KAKISSIS: But Wolverhampton, which Powell used to represent, is a place that's gotten comfortable with diversity. His old office is now an African Caribbean community center where 82-year-old Uteldra Veronica Warren - a native of Jamaica - plays dominoes.

UTELDRA VERONICA WARREN: Can you imagine Enoch Powell sitting there and wondering, how did we get in here? And his ghost probably sits there watching us.

KAKISSIS: And he might be surprised that his constituency is now represented in Parliament by Eleanor Smith. That's the daughter of immigrants from Barbados we heard from earlier, the one taunted at school after Powell's speech.

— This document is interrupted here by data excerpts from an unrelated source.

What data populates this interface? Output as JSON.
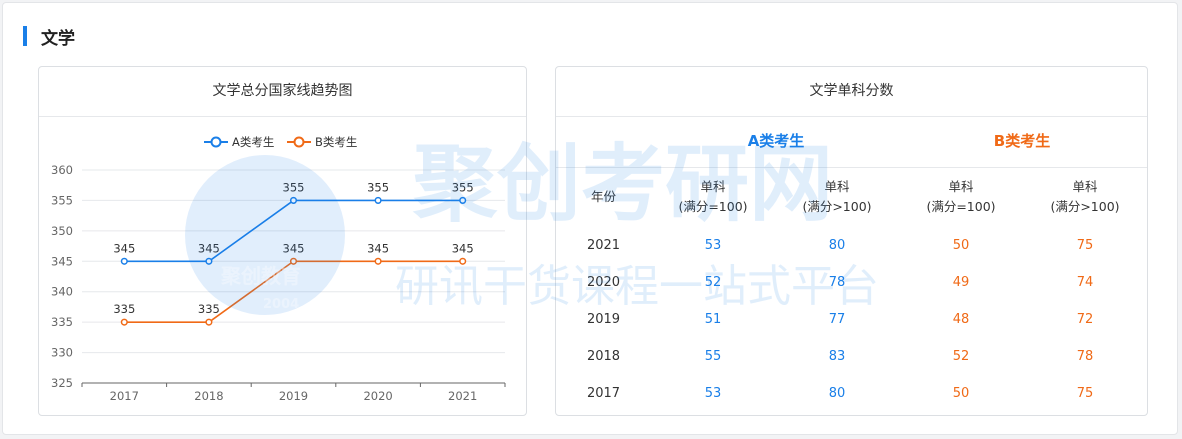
{
  "section": {
    "title": "文学"
  },
  "chart_card": {
    "title": "文学总分国家线趋势图"
  },
  "table_card": {
    "title": "文学单科分数",
    "group_a": "A类考生",
    "group_b": "B类考生",
    "headers": {
      "year": "年份",
      "a_single_100": [
        "单科",
        "(满分=100)"
      ],
      "a_single_gt100": [
        "单科",
        "(满分>100)"
      ],
      "b_single_100": [
        "单科",
        "(满分=100)"
      ],
      "b_single_gt100": [
        "单科",
        "(满分>100)"
      ]
    },
    "rows": [
      {
        "year": "2021",
        "a100": "53",
        "a_gt100": "80",
        "b100": "50",
        "b_gt100": "75"
      },
      {
        "year": "2020",
        "a100": "52",
        "a_gt100": "78",
        "b100": "49",
        "b_gt100": "74"
      },
      {
        "year": "2019",
        "a100": "51",
        "a_gt100": "77",
        "b100": "48",
        "b_gt100": "72"
      },
      {
        "year": "2018",
        "a100": "55",
        "a_gt100": "83",
        "b100": "52",
        "b_gt100": "78"
      },
      {
        "year": "2017",
        "a100": "53",
        "a_gt100": "80",
        "b100": "50",
        "b_gt100": "75"
      }
    ]
  },
  "watermark": {
    "brand": "聚创考研网",
    "slogan": "研讯干货课程一站式平台",
    "logo_text": "聚创教育",
    "logo_year": "2004"
  },
  "colors": {
    "accent": "#1a7fe8",
    "series_a": "#1a7fe8",
    "series_b": "#f06a17"
  },
  "chart_data": {
    "type": "line",
    "title": "",
    "categories": [
      "2017",
      "2018",
      "2019",
      "2020",
      "2021"
    ],
    "series": [
      {
        "name": "A类考生",
        "color": "#1a7fe8",
        "values": [
          345,
          345,
          355,
          355,
          355
        ]
      },
      {
        "name": "B类考生",
        "color": "#f06a17",
        "values": [
          335,
          335,
          345,
          345,
          345
        ]
      }
    ],
    "yticks": [
      325,
      330,
      335,
      340,
      345,
      350,
      355,
      360
    ],
    "ylim": [
      325,
      360
    ],
    "grid": true,
    "legend": "top",
    "data_labels": true
  }
}
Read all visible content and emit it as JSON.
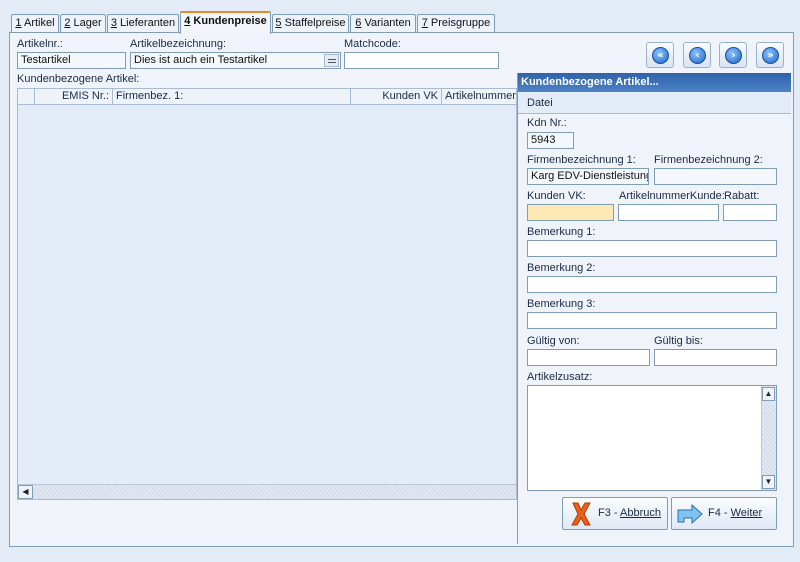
{
  "tabs": [
    {
      "num": "1",
      "label": " Artikel"
    },
    {
      "num": "2",
      "label": " Lager"
    },
    {
      "num": "3",
      "label": " Lieferanten"
    },
    {
      "num": "4",
      "label": " Kundenpreise"
    },
    {
      "num": "5",
      "label": " Staffelpreise"
    },
    {
      "num": "6",
      "label": " Varianten"
    },
    {
      "num": "7",
      "label": " Preisgruppe"
    }
  ],
  "header": {
    "artikelnr_label": "Artikelnr.:",
    "artikelnr_value": "Testartikel",
    "bezeichnung_label": "Artikelbezeichnung:",
    "bezeichnung_value": "Dies ist auch ein Testartikel",
    "matchcode_label": "Matchcode:",
    "matchcode_value": ""
  },
  "nav_icons": [
    "first-icon",
    "previous-icon",
    "next-icon",
    "last-icon"
  ],
  "grid": {
    "title": "Kundenbezogene Artikel:",
    "columns": [
      "EMIS Nr.:",
      "Firmenbez. 1:",
      "Kunden VK",
      "Artikelnummer Kunde"
    ]
  },
  "form": {
    "title": "Kundenbezogene Artikel...",
    "menu_datei": "Datei",
    "kdn_label": "Kdn Nr.:",
    "kdn_value": "5943",
    "firma1_label": "Firmenbezeichnung 1:",
    "firma1_value": "Karg EDV-Dienstleistungen",
    "firma2_label": "Firmenbezeichnung 2:",
    "firma2_value": "",
    "vk_label": "Kunden VK:",
    "vk_value": "",
    "artnr_kunde_label": "ArtikelnummerKunde:",
    "artnr_kunde_value": "",
    "rabatt_label": "Rabatt:",
    "rabatt_value": "",
    "bem1_label": "Bemerkung 1:",
    "bem2_label": "Bemerkung 2:",
    "bem3_label": "Bemerkung 3:",
    "gueltig_von_label": "Gültig von:",
    "gueltig_bis_label": "Gültig bis:",
    "zusatz_label": "Artikelzusatz:",
    "cancel_prefix": "F3 - ",
    "cancel_label": "Abbruch",
    "next_prefix": "F4 - ",
    "next_label": "Weiter"
  },
  "colors": {
    "accent": "#e68b2c",
    "title_bar": "#2f62a8",
    "highlight_field": "#fde9b3"
  }
}
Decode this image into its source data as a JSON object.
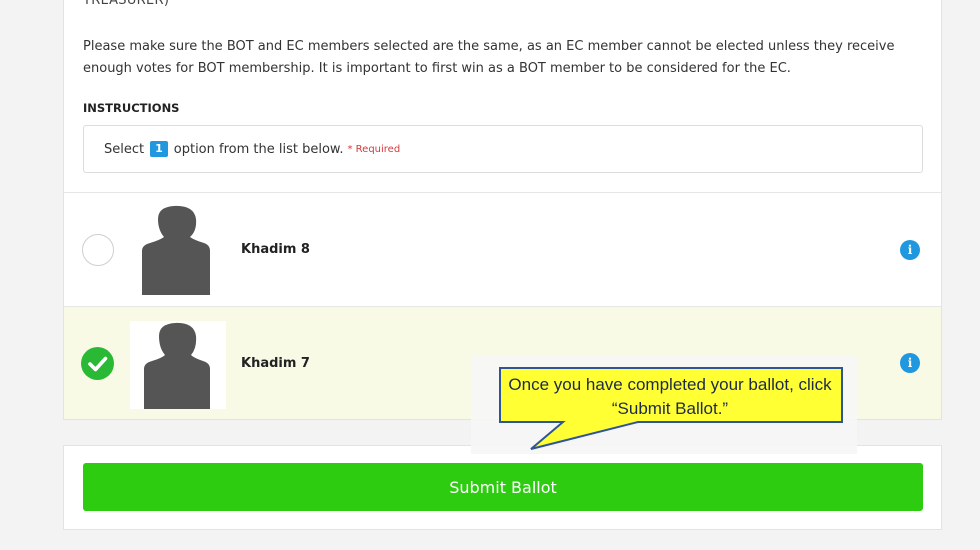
{
  "ballot": {
    "cut_heading": "TREASURER)",
    "intro": "Please make sure the BOT and EC members selected are the same, as an EC member cannot be elected unless they receive enough votes for BOT membership. It is important to first win as a BOT member to be considered for the EC.",
    "instructions_heading": "INSTRUCTIONS",
    "instructions": {
      "select_prefix": "Select",
      "count": "1",
      "select_suffix": "option from the list below.",
      "required": "* Required"
    },
    "candidates": [
      {
        "name": "Khadim 8",
        "selected": false
      },
      {
        "name": "Khadim 7",
        "selected": true
      }
    ],
    "info_glyph": "i"
  },
  "submit": {
    "label": "Submit Ballot"
  },
  "callout": {
    "text": "Once you have completed your ballot, click “Submit Ballot.”"
  },
  "colors": {
    "accent": "#1f98e0",
    "selected_row": "#f8fae6",
    "check": "#2ab934",
    "submit": "#2ecc11",
    "callout_fill": "#ffff33"
  },
  "icons": {
    "radio_unchecked": "circle-outline-icon",
    "radio_checked": "checkmark-circle-icon",
    "info": "info-circle-icon",
    "avatar": "person-silhouette-icon"
  }
}
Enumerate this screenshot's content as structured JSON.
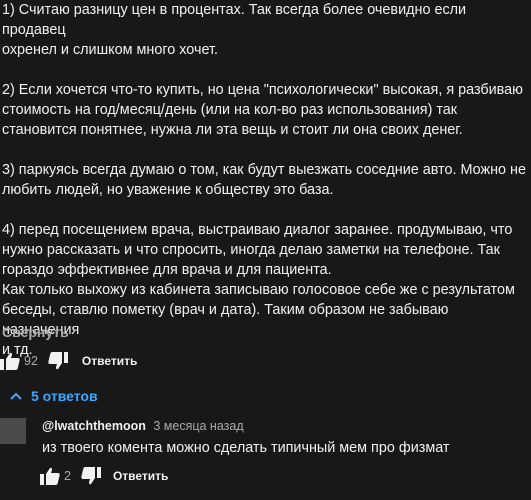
{
  "comment": {
    "paragraphs": [
      "1) Считаю разницу цен в процентах. Так всегда более очевидно если продавец\nохренел и слишком много хочет.",
      "2) Если хочется что-то купить, но цена \"психологически\" высокая, я разбиваю\nстоимость на год/месяц/день (или на кол-во раз использования) так\nстановится понятнее, нужна ли эта вещь и стоит ли она своих денег.",
      "3) паркуясь всегда думаю о том, как будут выезжать соседние авто. Можно не\nлюбить людей, но уважение к обществу это база.",
      "4) перед посещением врача, выстраиваю диалог заранее. продумываю, что\nнужно рассказать и что спросить, иногда делаю заметки на телефоне. Так\nгораздо эффективнее для врача и для пациента.\nКак только выхожу из кабинета записываю голосовое себе же с результатом\nбеседы, ставлю пометку (врач и дата). Таким образом не забываю назначения\nи тд."
    ],
    "collapse_label": "Свернуть",
    "like_count": "92",
    "reply_label": "Ответить"
  },
  "replies_toggle": {
    "label": "5 ответов"
  },
  "reply": {
    "author": "@lwatchthemoon",
    "time": "3 месяца назад",
    "text": "из твоего комента можно сделать типичный мем про физмат",
    "like_count": "2",
    "reply_label": "Ответить"
  },
  "colors": {
    "background": "#181818",
    "text": "#f1f1f1",
    "secondary": "#aaaaaa",
    "accent": "#3ea6ff"
  },
  "icons": [
    "thumbs-up-icon",
    "thumbs-down-icon",
    "chevron-up-icon"
  ]
}
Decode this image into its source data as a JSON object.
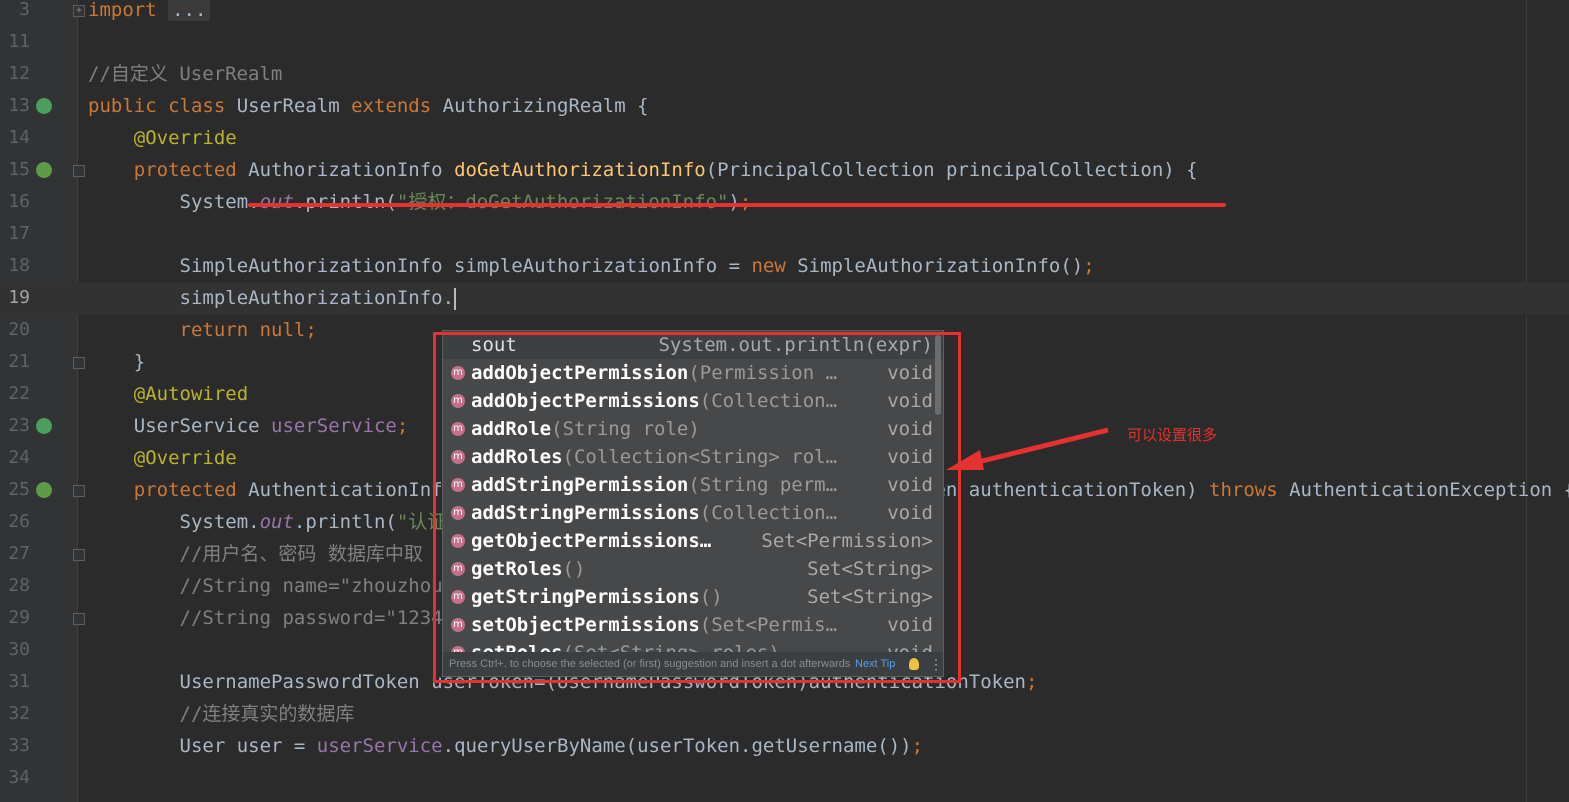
{
  "editor": {
    "lines": [
      {
        "num": "3",
        "segments": [
          {
            "t": "import ",
            "c": "kw"
          },
          {
            "t": "...",
            "c": "fold-box"
          }
        ]
      },
      {
        "num": "11",
        "segments": []
      },
      {
        "num": "12",
        "segments": [
          {
            "t": "//自定义 UserRealm",
            "c": "cmt"
          }
        ]
      },
      {
        "num": "13",
        "segments": [
          {
            "t": "public class ",
            "c": "kw"
          },
          {
            "t": "UserRealm ",
            "c": ""
          },
          {
            "t": "extends ",
            "c": "kw"
          },
          {
            "t": "AuthorizingRealm {",
            "c": ""
          }
        ]
      },
      {
        "num": "14",
        "segments": [
          {
            "t": "    ",
            "c": ""
          },
          {
            "t": "@Override",
            "c": "ann"
          }
        ]
      },
      {
        "num": "15",
        "segments": [
          {
            "t": "    ",
            "c": ""
          },
          {
            "t": "protected ",
            "c": "kw"
          },
          {
            "t": "AuthorizationInfo ",
            "c": ""
          },
          {
            "t": "doGetAuthorizationInfo",
            "c": "fn"
          },
          {
            "t": "(PrincipalCollection principalCollection) {",
            "c": ""
          }
        ]
      },
      {
        "num": "16",
        "segments": [
          {
            "t": "        System.",
            "c": ""
          },
          {
            "t": "out",
            "c": "sfld"
          },
          {
            "t": ".println(",
            "c": ""
          },
          {
            "t": "\"授权：doGetAuthorizationInfo\"",
            "c": "str"
          },
          {
            "t": ")",
            "c": ""
          },
          {
            "t": ";",
            "c": "kw"
          }
        ]
      },
      {
        "num": "17",
        "segments": []
      },
      {
        "num": "18",
        "segments": [
          {
            "t": "        SimpleAuthorizationInfo simpleAuthorizationInfo = ",
            "c": ""
          },
          {
            "t": "new ",
            "c": "kw"
          },
          {
            "t": "SimpleAuthorizationInfo()",
            "c": ""
          },
          {
            "t": ";",
            "c": "kw"
          }
        ]
      },
      {
        "num": "19",
        "segments": [
          {
            "t": "        simpleAuthorizationInfo.",
            "c": ""
          }
        ],
        "current": true
      },
      {
        "num": "20",
        "segments": [
          {
            "t": "        ",
            "c": ""
          },
          {
            "t": "return null;",
            "c": "kw"
          }
        ]
      },
      {
        "num": "21",
        "segments": [
          {
            "t": "    }",
            "c": ""
          }
        ]
      },
      {
        "num": "22",
        "segments": [
          {
            "t": "    ",
            "c": ""
          },
          {
            "t": "@Autowired",
            "c": "ann"
          }
        ]
      },
      {
        "num": "23",
        "segments": [
          {
            "t": "    UserService ",
            "c": ""
          },
          {
            "t": "userService",
            "c": "fld"
          },
          {
            "t": ";",
            "c": "kw"
          }
        ]
      },
      {
        "num": "24",
        "segments": [
          {
            "t": "    ",
            "c": ""
          },
          {
            "t": "@Override",
            "c": "ann"
          }
        ]
      },
      {
        "num": "25",
        "segments": [
          {
            "t": "    ",
            "c": ""
          },
          {
            "t": "protected ",
            "c": "kw"
          },
          {
            "t": "AuthenticationInfo doGetAuthenticationInfo(AuthenticationToken authenticationToken) ",
            "c": ""
          },
          {
            "t": "throws ",
            "c": "kw"
          },
          {
            "t": "AuthenticationException {",
            "c": ""
          }
        ]
      },
      {
        "num": "26",
        "segments": [
          {
            "t": "        System.",
            "c": ""
          },
          {
            "t": "out",
            "c": "sfld"
          },
          {
            "t": ".println(",
            "c": ""
          },
          {
            "t": "\"认证：doGetAuthenticationInfo\"",
            "c": "str"
          },
          {
            "t": ")",
            "c": ""
          },
          {
            "t": ";",
            "c": "kw"
          }
        ]
      },
      {
        "num": "27",
        "segments": [
          {
            "t": "        //用户名、密码 数据库中取",
            "c": "cmt"
          }
        ]
      },
      {
        "num": "28",
        "segments": [
          {
            "t": "        //String name=\"zhouzhou\";",
            "c": "cmt"
          }
        ]
      },
      {
        "num": "29",
        "segments": [
          {
            "t": "        //String password=\"123456\";",
            "c": "cmt"
          }
        ]
      },
      {
        "num": "30",
        "segments": []
      },
      {
        "num": "31",
        "segments": [
          {
            "t": "        UsernamePasswordToken userToken=(UsernamePasswordToken)authenticationToken",
            "c": ""
          },
          {
            "t": ";",
            "c": "kw"
          }
        ]
      },
      {
        "num": "32",
        "segments": [
          {
            "t": "        //连接真实的数据库",
            "c": "cmt"
          }
        ]
      },
      {
        "num": "33",
        "segments": [
          {
            "t": "        User user = ",
            "c": ""
          },
          {
            "t": "userService",
            "c": "fld"
          },
          {
            "t": ".queryUserByName(userToken.getUsername())",
            "c": ""
          },
          {
            "t": ";",
            "c": "kw"
          }
        ]
      },
      {
        "num": "34",
        "segments": []
      }
    ]
  },
  "completion": {
    "items": [
      {
        "name": "sout",
        "params": "",
        "type": "System.out.println(expr)",
        "method": false,
        "selected": true
      },
      {
        "name": "addObjectPermission",
        "params": "(Permission …",
        "type": "void",
        "method": true
      },
      {
        "name": "addObjectPermissions",
        "params": "(Collection…",
        "type": "void",
        "method": true
      },
      {
        "name": "addRole",
        "params": "(String role)",
        "type": "void",
        "method": true
      },
      {
        "name": "addRoles",
        "params": "(Collection<String> rol…",
        "type": "void",
        "method": true
      },
      {
        "name": "addStringPermission",
        "params": "(String perm…",
        "type": "void",
        "method": true
      },
      {
        "name": "addStringPermissions",
        "params": "(Collection…",
        "type": "void",
        "method": true
      },
      {
        "name": "getObjectPermissions…",
        "params": "",
        "type": "Set<Permission>",
        "method": true
      },
      {
        "name": "getRoles",
        "params": "()",
        "type": "Set<String>",
        "method": true
      },
      {
        "name": "getStringPermissions",
        "params": "()",
        "type": "Set<String>",
        "method": true
      },
      {
        "name": "setObjectPermissions",
        "params": "(Set<Permis…",
        "type": "void",
        "method": true
      },
      {
        "name": "setRoles",
        "params": "(Set<String> roles)",
        "type": "void",
        "method": true
      }
    ],
    "method_badge": "m",
    "footer_text": "Press Ctrl+. to choose the selected (or first) suggestion and insert a dot afterwards",
    "next_tip": "Next Tip",
    "more_glyph": "⋮"
  },
  "annotation": {
    "text": "可以设置很多",
    "color": "#e5312f"
  },
  "icons": [
    "fold-icon",
    "class-run-icon",
    "override-icon",
    "autowired-icon",
    "bulb-icon",
    "more-options-icon"
  ]
}
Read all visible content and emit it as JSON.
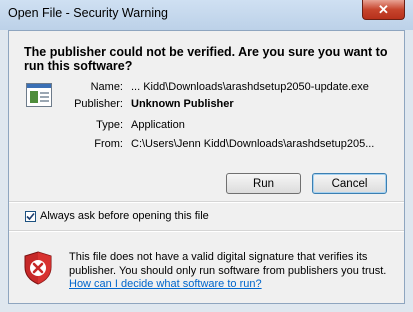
{
  "window": {
    "title": "Open File - Security Warning",
    "close_label": "✕"
  },
  "dialog": {
    "heading": "The publisher could not be verified.  Are you sure you want to run this software?",
    "fields": [
      {
        "label": "Name:",
        "value": "... Kidd\\Downloads\\arashdsetup2050-update.exe",
        "bold": false
      },
      {
        "label": "Publisher:",
        "value": "Unknown Publisher",
        "bold": true
      },
      {
        "label": "Type:",
        "value": "Application",
        "bold": false
      },
      {
        "label": "From:",
        "value": "C:\\Users\\Jenn Kidd\\Downloads\\arashdsetup205...",
        "bold": false
      }
    ],
    "run_label": "Run",
    "cancel_label": "Cancel",
    "always_ask": {
      "label": "Always ask before opening this file",
      "checked": true
    },
    "warning_text": "This file does not have a valid digital signature that verifies its publisher.  You should only run software from publishers you trust.",
    "help_link": "How can I decide what software to run?"
  }
}
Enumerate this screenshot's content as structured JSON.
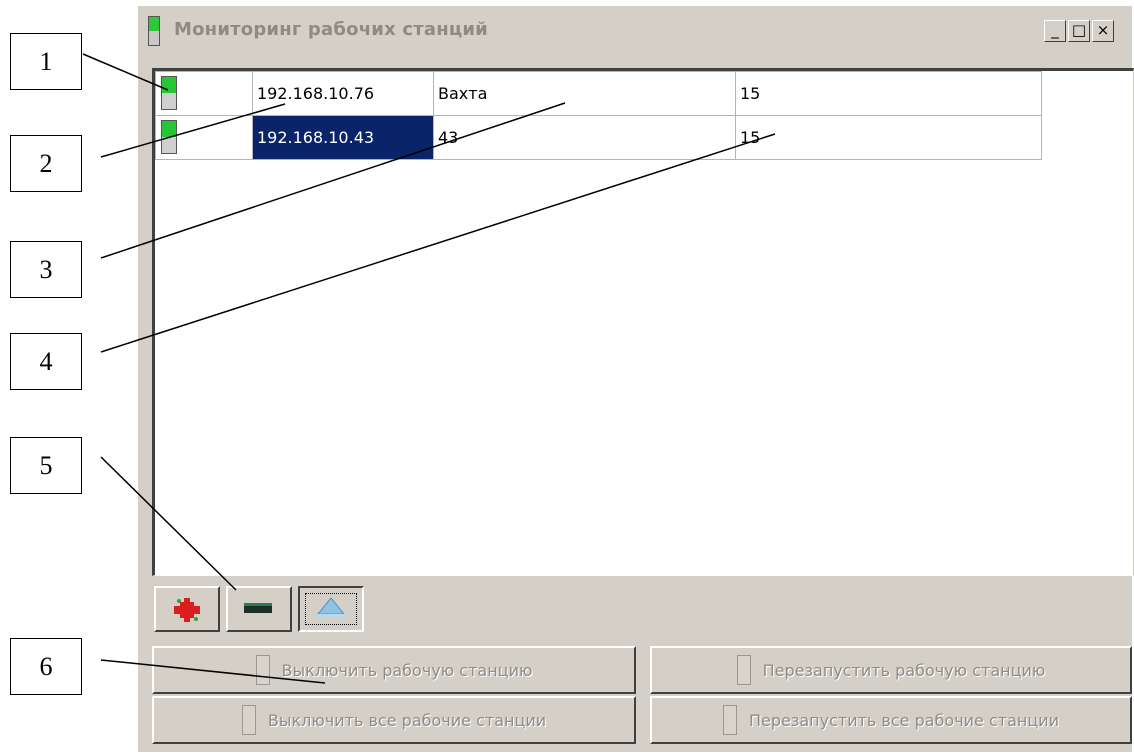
{
  "window": {
    "title": "Мониторинг рабочих станций",
    "controls": {
      "minimize": "_",
      "maximize": "□",
      "close": "×"
    }
  },
  "stations": [
    {
      "status": "online",
      "ip": "192.168.10.76",
      "name": "Вахта",
      "value": "15",
      "selected": false
    },
    {
      "status": "online",
      "ip": "192.168.10.43",
      "name": "43",
      "value": "15",
      "selected": true
    }
  ],
  "toolbar": {
    "add_icon": "red-plus-icon",
    "remove_icon": "dark-minus-icon",
    "up_icon": "triangle-up-icon"
  },
  "buttons": {
    "shutdown": "Выключить рабочую станцию",
    "restart": "Перезапустить рабочую станцию",
    "shutdown_all": "Выключить все рабочие станции",
    "restart_all": "Перезапустить все рабочие станции"
  },
  "callouts": [
    "1",
    "2",
    "3",
    "4",
    "5",
    "6"
  ],
  "colors": {
    "selection": "#0a246a",
    "indicator_on": "#26c637",
    "window_bg": "#d4d0c8"
  }
}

SMITH: I'm very proud the way that Wolverhampton has moved on. And Wolverhampton has moved on to such a point where it's now become a city of sanctuary, where people - they're welcoming asylum seekers, migrant workers and people like that. I mean, that speaks for itself, does it not?

KAKISSIS: Tonight, Eleanor Smith is supposed to speak at an event in the same hotel in Birmingham where Enoch Powell warned of a race war, but her speech will celebrate Britain's diversity. It's called Rivers of Love. Joanna Kakissis, NPR News, Wolverhampton, England.